According to a job description for the CDO/AP role, the CDO is responsible for integrating an emphasis on diversity into the culture of the university, along with measuring the progress of existing diversity initiatives and launching new ones.
Freeman is focused on listening to undergrads, graduate students, faculty and staff. She noted that, since each school has different access to resources, her role will be important in bridging these gaps and providing all members of the Tufts community with the resources they need.
“I will probably make it a point to listen a lot and really focus on the audiences that were indicated in the Tufts diversity plan,” Freeman said.
Freeman also noted that it will be important to build on Tufts’ existing foundation in her work.
“I don’t work alone, [I] work in a team, and so I’m really open to the input of others who have been at Tufts and have been in the Tufts system for a long time,” Freeman said. “I think the key to success is very often a combination of the tried and true with what’s new, and what’s going to take us into the future.”
Harris added that Freeman will act as chair of all diversity and inclusion groups, and she will be involved with the activities of each group on campus.
While Freeman acknowledged the importance of diversity initiatives already underway at Tufts, she also stressed the need for additional university-wide efforts.
Diversity and Community Affairs Officer on Tufts Community Union (TCU) Senate Shannon Lee expressed hope that Freeman will use TCU Senate as a resource to get to know the Tufts student body, and that in turn TCU Senate will be able to work with Freeman to make Tufts a more inclusive community.
“In terms of Senate’s priorities this year, we would love to work with Dr. Freeman on different initiatives that could unite the student body and give resources to underrepresented students,” Lee, a sophomore, said.
Lee said Freeman could help with initiatives around gender neutral bathrooms and allowing more communities to have physical space on campus. She added that, although these conversations were taking place last year, it was difficult to make progress during the process of finding a new CDO.
In addition, Lee hopes that Freeman can help TCU Senate accomplish various goals around specific communities at Tufts.
“Some things that we’ve been talking about particularly are with international students who may have had different academic backgrounds … Even beyond the academic capacity, just being in a new environment is a huge adjustment and makes it difficult for students to be members of the community,” Lee said. “I would love to come up with programming or policy changes or other services we can provide our students to make the work that they do on campus more accessible.”

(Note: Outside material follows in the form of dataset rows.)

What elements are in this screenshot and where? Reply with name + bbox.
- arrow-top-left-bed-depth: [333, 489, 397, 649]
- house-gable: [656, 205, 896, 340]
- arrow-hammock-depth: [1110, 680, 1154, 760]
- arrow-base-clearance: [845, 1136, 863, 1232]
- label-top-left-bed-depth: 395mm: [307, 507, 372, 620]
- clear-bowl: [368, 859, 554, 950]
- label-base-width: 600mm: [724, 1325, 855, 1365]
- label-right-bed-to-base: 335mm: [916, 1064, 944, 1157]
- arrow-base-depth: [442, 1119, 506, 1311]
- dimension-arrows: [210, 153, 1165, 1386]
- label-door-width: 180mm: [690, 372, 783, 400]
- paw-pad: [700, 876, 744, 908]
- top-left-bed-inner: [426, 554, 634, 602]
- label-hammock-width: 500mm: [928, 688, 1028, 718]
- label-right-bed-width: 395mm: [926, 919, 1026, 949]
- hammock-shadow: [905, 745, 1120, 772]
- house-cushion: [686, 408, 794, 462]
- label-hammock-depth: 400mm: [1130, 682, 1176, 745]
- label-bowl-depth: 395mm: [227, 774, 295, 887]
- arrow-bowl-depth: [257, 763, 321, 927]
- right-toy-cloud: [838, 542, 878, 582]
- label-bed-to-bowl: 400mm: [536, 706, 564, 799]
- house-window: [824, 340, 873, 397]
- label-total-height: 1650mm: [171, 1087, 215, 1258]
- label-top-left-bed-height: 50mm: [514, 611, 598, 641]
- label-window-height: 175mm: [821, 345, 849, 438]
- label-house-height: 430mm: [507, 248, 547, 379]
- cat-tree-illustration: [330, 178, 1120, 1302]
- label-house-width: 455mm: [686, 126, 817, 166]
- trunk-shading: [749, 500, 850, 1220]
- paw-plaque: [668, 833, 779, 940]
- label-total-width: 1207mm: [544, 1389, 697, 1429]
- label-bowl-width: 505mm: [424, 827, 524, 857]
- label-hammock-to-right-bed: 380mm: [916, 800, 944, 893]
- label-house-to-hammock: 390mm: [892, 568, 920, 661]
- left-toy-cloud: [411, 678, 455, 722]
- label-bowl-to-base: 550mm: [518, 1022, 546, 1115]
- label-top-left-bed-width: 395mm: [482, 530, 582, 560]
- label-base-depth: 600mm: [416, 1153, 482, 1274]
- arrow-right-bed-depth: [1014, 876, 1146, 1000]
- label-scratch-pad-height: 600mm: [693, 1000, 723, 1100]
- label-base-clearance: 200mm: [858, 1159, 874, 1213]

Harris said that Freeman is extremely qualified for this job, given her prior significant experience with advocating for diversity in higher education.
“Dr. Freeman is an accomplished and experienced educator, scholar and administrator,” Harris said. “She has deep theoretical and practical experience with the critical issues affecting diversity and inclusion in a university setting.”
Freeman expressed enthusiasm about becoming a part of the Tufts community and working closely with students to ensure that all groups’ needs are met.
“Tufts is an incredible institution and I think that Tufts has done a lot towards trying to enhance inclusion and diversity, so I’m glad to build on what has already been done,” Freeman said.